Submit order in accordance herewith.


[1] Both plaintiff and defendants have miscited and jumbled these statutory references in their briefs. Plaintiff, in addition, has improperly cited in its Amended Complaint one of the jurisdictional statutes upon which it relies (citing 15 U.S.C. § 77q(a) instead of 15 U.S.C. § 77v(a)). The citations given here are believed to be the correct ones relied upon by the parties.

[2] Plaintiff raises the common law claim once in Count I of the Amended Complaint, alleging pendent jurisdiction there, and a second time in Count II, alleging diversity. Count II's redundancy is considered below.

[3] The title of one brief suggests that defendant John S. Daniels also seeks the same relief. However, the Court finds no evidence in the record that Daniels was ever served with process or that Daniels has ever filed a written motion. Unless these two conditions have been met, the Court cannot grant relief to Daniels. Accordingly, the Court will proceed as if Daniels were not party to these motions until the parties adequately demonstrate the contrary.

[4] Notwithstanding the importance of this matter, neither party has filed briefs nor raised any arguments with regard to Johnston's motion to dismiss on account of abatement.

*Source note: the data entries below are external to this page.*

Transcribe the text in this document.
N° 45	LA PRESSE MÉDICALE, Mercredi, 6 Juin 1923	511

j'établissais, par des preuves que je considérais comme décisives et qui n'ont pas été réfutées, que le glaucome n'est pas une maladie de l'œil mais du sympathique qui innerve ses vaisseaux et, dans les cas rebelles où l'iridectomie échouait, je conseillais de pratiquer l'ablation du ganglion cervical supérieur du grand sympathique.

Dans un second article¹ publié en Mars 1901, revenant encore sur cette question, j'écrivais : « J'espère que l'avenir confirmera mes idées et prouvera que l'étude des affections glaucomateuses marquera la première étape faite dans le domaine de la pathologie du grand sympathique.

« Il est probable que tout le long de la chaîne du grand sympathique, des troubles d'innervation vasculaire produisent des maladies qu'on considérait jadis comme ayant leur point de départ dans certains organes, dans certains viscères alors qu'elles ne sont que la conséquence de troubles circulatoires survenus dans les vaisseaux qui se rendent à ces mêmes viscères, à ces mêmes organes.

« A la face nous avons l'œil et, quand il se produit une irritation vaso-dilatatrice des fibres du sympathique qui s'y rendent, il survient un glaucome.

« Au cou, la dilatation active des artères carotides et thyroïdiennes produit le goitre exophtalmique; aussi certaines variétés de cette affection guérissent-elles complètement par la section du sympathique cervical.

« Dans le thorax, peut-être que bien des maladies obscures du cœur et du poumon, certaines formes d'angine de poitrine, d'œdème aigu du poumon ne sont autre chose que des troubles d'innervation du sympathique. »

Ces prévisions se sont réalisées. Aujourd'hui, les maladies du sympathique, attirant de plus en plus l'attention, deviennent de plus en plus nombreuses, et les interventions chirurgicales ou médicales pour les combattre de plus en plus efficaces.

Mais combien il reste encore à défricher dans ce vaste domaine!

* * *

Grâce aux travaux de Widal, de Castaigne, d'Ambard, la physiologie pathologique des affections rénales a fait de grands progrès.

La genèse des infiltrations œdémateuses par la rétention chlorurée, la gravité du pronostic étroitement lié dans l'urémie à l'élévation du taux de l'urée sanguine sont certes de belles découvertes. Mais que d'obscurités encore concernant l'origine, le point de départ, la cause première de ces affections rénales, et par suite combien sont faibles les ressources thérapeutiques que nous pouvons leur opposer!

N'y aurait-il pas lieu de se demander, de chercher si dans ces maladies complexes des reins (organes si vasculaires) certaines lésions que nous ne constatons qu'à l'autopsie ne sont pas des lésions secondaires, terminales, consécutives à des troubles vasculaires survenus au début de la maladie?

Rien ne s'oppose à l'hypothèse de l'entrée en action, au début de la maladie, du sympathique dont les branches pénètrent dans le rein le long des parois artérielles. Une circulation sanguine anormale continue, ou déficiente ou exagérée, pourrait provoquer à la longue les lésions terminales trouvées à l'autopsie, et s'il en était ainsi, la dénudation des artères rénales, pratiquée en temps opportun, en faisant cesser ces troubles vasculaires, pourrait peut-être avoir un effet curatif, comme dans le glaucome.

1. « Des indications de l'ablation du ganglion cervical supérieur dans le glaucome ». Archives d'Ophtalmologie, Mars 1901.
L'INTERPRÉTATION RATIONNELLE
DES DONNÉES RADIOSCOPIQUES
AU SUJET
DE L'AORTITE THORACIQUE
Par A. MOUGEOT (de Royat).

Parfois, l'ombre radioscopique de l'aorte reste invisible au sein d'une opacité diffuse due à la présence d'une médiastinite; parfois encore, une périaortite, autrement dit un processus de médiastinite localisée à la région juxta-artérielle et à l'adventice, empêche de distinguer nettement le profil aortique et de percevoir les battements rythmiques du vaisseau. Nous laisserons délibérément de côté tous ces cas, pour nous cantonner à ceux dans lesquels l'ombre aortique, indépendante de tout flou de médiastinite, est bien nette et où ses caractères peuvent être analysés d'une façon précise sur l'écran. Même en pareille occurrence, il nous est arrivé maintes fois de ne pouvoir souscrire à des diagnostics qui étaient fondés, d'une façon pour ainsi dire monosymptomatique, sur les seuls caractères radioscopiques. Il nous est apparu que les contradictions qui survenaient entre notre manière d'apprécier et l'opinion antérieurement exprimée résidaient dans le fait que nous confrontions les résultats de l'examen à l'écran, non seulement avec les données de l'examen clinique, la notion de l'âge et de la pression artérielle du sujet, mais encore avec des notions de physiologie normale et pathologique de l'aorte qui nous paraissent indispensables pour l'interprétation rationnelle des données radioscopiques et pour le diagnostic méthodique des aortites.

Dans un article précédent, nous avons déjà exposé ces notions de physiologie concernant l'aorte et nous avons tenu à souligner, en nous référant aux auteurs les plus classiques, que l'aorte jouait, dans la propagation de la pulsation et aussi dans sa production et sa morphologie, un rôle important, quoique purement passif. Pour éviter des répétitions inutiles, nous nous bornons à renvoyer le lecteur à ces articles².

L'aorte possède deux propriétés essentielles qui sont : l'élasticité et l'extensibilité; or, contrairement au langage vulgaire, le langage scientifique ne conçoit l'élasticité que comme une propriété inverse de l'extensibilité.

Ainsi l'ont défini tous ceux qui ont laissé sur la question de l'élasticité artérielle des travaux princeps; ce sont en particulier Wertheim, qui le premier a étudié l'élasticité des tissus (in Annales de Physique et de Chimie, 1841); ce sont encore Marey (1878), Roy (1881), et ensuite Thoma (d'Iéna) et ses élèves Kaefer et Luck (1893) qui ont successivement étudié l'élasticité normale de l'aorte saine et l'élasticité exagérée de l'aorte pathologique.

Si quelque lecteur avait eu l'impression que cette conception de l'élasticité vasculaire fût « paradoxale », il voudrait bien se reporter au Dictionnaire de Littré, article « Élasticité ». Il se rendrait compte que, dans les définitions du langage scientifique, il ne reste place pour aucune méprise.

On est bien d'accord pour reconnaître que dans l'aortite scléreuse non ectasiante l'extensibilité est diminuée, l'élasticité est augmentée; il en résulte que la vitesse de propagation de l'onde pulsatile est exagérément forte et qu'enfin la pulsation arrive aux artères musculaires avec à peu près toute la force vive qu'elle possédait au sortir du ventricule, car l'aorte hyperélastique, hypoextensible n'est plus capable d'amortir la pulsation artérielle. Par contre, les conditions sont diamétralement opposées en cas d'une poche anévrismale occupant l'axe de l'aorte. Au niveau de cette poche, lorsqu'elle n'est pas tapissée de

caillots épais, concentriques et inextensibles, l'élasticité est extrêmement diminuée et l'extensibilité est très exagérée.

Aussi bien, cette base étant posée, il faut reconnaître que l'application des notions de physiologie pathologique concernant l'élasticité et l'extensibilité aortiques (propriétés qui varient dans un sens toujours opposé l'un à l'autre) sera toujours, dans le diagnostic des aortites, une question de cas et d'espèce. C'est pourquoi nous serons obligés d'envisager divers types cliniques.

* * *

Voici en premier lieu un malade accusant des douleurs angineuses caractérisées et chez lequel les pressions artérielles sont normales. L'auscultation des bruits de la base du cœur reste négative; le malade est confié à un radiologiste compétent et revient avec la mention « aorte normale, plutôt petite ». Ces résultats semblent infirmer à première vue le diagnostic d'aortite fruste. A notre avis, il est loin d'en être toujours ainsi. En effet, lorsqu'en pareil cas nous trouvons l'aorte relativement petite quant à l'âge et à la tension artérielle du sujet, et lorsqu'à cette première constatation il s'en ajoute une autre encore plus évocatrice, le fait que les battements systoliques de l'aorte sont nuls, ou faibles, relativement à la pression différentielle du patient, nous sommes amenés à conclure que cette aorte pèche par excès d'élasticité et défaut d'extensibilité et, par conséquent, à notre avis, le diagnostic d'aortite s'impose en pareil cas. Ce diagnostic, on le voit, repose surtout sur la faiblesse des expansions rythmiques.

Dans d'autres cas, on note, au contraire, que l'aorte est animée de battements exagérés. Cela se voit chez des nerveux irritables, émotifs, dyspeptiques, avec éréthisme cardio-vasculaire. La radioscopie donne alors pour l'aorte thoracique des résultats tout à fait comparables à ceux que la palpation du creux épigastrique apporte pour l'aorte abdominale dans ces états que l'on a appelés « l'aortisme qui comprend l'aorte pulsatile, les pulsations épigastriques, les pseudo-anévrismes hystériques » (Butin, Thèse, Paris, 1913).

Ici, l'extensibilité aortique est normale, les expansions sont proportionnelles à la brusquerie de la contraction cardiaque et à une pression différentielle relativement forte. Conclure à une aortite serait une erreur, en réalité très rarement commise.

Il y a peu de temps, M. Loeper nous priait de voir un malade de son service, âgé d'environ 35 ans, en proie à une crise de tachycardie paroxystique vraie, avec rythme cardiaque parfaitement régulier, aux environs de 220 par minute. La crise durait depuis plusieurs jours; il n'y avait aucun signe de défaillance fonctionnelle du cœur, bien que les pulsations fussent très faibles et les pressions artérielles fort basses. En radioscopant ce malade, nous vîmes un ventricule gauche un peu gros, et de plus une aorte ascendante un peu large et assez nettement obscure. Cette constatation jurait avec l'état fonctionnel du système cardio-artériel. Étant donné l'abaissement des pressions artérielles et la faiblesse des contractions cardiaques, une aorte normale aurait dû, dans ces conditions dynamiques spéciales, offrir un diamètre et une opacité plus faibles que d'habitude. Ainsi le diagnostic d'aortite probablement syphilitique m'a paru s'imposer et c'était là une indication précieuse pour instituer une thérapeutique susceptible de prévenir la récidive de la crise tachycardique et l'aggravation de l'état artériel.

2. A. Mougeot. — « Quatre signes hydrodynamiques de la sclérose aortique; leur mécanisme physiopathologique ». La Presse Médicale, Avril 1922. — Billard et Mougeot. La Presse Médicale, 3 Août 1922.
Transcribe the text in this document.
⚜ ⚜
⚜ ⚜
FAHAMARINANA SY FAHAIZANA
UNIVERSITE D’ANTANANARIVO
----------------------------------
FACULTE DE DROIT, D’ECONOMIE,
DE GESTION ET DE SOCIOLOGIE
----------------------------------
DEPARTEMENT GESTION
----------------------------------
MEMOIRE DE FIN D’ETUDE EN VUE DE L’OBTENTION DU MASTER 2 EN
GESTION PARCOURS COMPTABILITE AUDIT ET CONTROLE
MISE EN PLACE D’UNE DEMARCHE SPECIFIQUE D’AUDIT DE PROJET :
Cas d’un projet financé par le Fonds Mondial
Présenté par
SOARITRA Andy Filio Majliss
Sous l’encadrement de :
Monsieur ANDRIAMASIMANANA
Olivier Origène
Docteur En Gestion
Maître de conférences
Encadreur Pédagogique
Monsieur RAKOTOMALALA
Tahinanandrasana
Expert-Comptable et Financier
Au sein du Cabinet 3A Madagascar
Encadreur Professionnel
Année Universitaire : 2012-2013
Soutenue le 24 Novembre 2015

[5] For a general discussion of § 3701 and Delaware abatement law, see Catalfano v. Higgins, 182 A.2d 637, 643-645 (Del. Super.1962). See also Hollett v. Wilmington Trust Co., 172 A. 763 (Del.Super. 1934).

[6] Under Federal Rule 25(a), a motion for substitution must be made within 90 days after the death is suggested upon the record. This period has not yet run.

[7] Defendants do argue that, as to three transactions involving acquisition by stock purchase, no § 14(a) or Rule 14a-9 claim is stated since stockholder approval was not necessary. Aside from the fact that this argument does not go to the question of whether any § 14(a) or Rule 14a-9 claim is stated (there being three other acquisitions clearly requiring stockholder approval), defendants' point has no merit. As plaintiff points out at pp. 7-8 of his Brief, the proxy statement did in fact require stockholder approval of the stock purchase acquisitions. And the considerations which led to denial of relief in Barnett v. Anaconda Co., 238 F. Supp. 766 (S.D.N.Y.1965) are inapposite here.

[8] In terms of the Amended Complaint, the Court has jurisdiction to consider all matters set forth in Count I.